The Baltic Sea WASAC

After a successful completion of the first phase of project, WASAC continues.  In the Baltic Sea, a 2019 pilot action will describe, discuss and develop solutions for circular water systems on 10 pilot islands in Finland, the Aland Islands and Sweden. The project is headed by the Royal Institute of Technology (KTH) and has the Nordic Council of Ministers as a partner. It is a direct continuation of the WASAC Project, and we hope many will follow the example.  

Greening the Islands 2018 Conference

WASAC's Christian Pleijel with Gianni Chianetta, Director of the Greening the Islands announcing the 2019 conference in the Baltic

Greening the Islands is a global initiative that has been launched to spread the word about sustainable island projects and help them to be replicated in as many locations as possible. As Greening the Islands held its 2018 conference on Minorca on May 17-18, we are happy to announce next year’s conference will be held in the Baltic Sea, and will have a particular focus on the sea and water. An Observatory on water topics (and parallel ones on energy and mobility) was created in which WASAC, through Christian Pleijel, is one of the experts.

It’s worth reminding that the Water Saving Challenge Project was awarded the Greening the Islands award in the Water Management Category in 2017 on Favignana island near Sicily.


WASAC presented on Malta: LIFE project kick-off

The 8 WASAC islands presented on Malta

Malta is one of the world’s most water-stressed countries. Existing climate change models forecast less rain and more storms for Maltese archipelago which will result in less freshwater available to recharge depleting groundwater sources.

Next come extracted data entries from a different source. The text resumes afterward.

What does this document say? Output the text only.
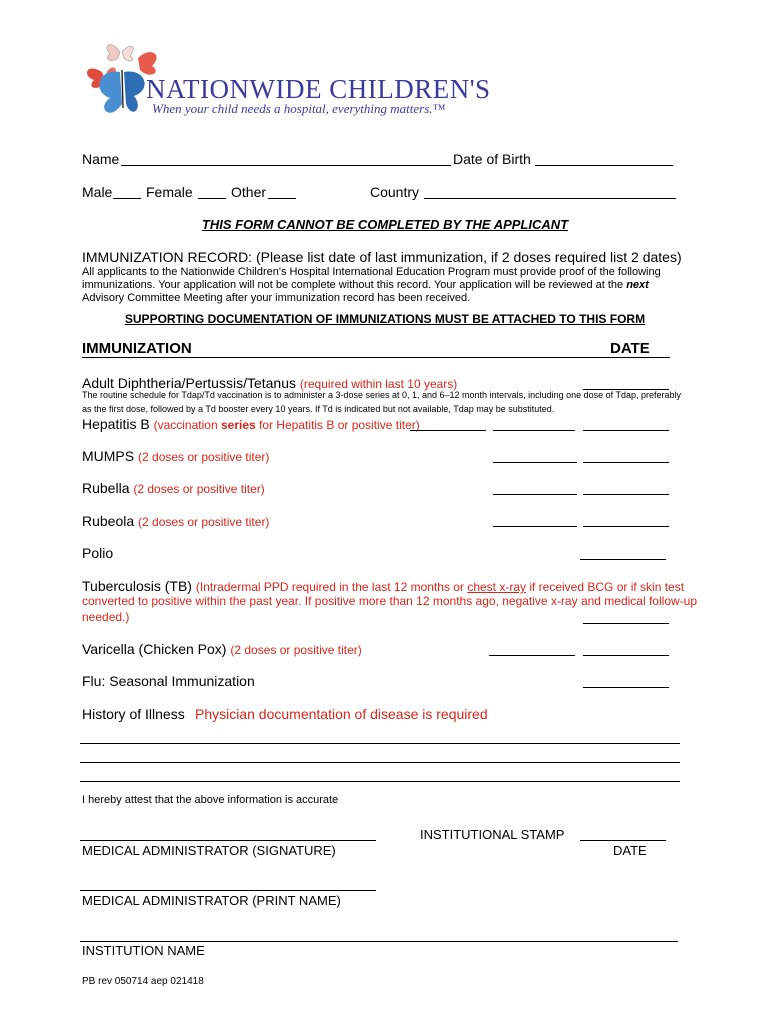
NATIONWIDE CHILDREN'S
When your child needs a hospital, everything matters.™
Name	Date of Birth
Male Female	Other	Country
THIS FORM CANNOT BE COMPLETED BY THE APPLICANT
IMMUNIZATION RECORD: (Please list date of last immunization, if 2 doses required list 2 dates)
All applicants to the Nationwide Children's Hospital International Education Program must provide proof of the following
immunizations. Your application will not be complete without this record. Your application will be reviewed at the next
Advisory Committee Meeting after your immunization record has been received.
SUPPORTING DOCUMENTATION OF IMMUNIZATIONS MUST BE ATTACHED TO THIS FORM
IMMUNIZATION	DATE
Adult Diphtheria/Pertussis/Tetanus (required within last 10 years)
The routine schedule for Tdap/Td vaccination is to administer a 3-dose series at 0, 1, and 6–12 month intervals, including one dose of Tdap, preferably
as the first dose, followed by a Td booster every 10 years. If Td is indicated but not available, Tdap may be substituted.
Hepatitis B (vaccination series for Hepatitis B or positive titer)
MUMPS (2 doses or positive titer)
Rubella (2 doses or positive titer)
Rubeola (2 doses or positive titer)
Polio
Tuberculosis (TB) (Intradermal PPD required in the last 12 months or chest x-ray if received BCG or if skin test
converted to positive within the past year. If positive more than 12 months ago, negative x-ray and medical follow-up
needed.)
Varicella (Chicken Pox) (2 doses or positive titer)
Flu: Seasonal Immunization
History of Illness Physician documentation of disease is required
I hereby attest that the above information is accurate
INSTITUTIONAL STAMP
MEDICAL ADMINISTRATOR (SIGNATURE)	DATE
MEDICAL ADMINISTRATOR (PRINT NAME)
INSTITUTION NAME
PB rev 050714 aep 021418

Therefore, the Energy and Water Agency has launched the LIFE Integrated Project: Optimising the implementation of Malta’s 2nd Water Catchment Management Plan with aims, amongst others, to improve water conservation awareness locally. Through a major €17 million project, Malta will change its perspective and the way it views water and water conservation. This EU funded project, at the rate of 60%, equals the total amount of funding that Malta has benefited from the LIFE Programme since 1992. This augurs well for the future of the country, to become ‘trend setters’ in EU funding.

During the launch, our presentation of the WASAC project, given by Christian Pleijel, was greeted with considerable interest, and our participation provided us a great opportunity to learn from Malta’s integrated long-term approach.

Smart Islands World Conference on Minorca

Smart Island World Congress brings together experts from all around the world to explore the opportunities that can arise from the unique challenges facing islands in areas such as efficiency, urban planning and economic and social development in the global era.

After a successful first edition focused on the needs and opportunities of island territories in a globalised world, the 2018 edition evolved and focused on the need to seek synergies and strengthen the links and the network between islands, in order to advance to the main challenges faced by the islands of the future - a perfect arena for WASAC. Our Christian Pleijel gave a presentation of WASAC that drew much attention from a large audience including representatives from islands in the Pacific, the Indian Ocean as well as from Carriacou & Petite Martinique (Grenada).

KTH WASAC Seminars

A short seminar (“brown bag lunch”) at the Water Centre of the Royal Institute of Technology (KTH) in Stockholm February 1st 2018.

Followed by a second seminar on February 15th,during which professor Sara Borgström gave her feedback on the project.

WASAC wins the Greening the Islands Award 2017

On November 4th 2017, competing with a large number of freshwater-related projects, WASAC was awarded the 2017 prize of the “Greening the Islands” environmental organization during their annual conference on the island of Favignana, an island just off the coast of Sicily.

“We are fighting water waste”, said Christian Pleijel at the ceremony. “Simply put: We produce more water then we need, and we don’t need as much water as we use.”, he concluded.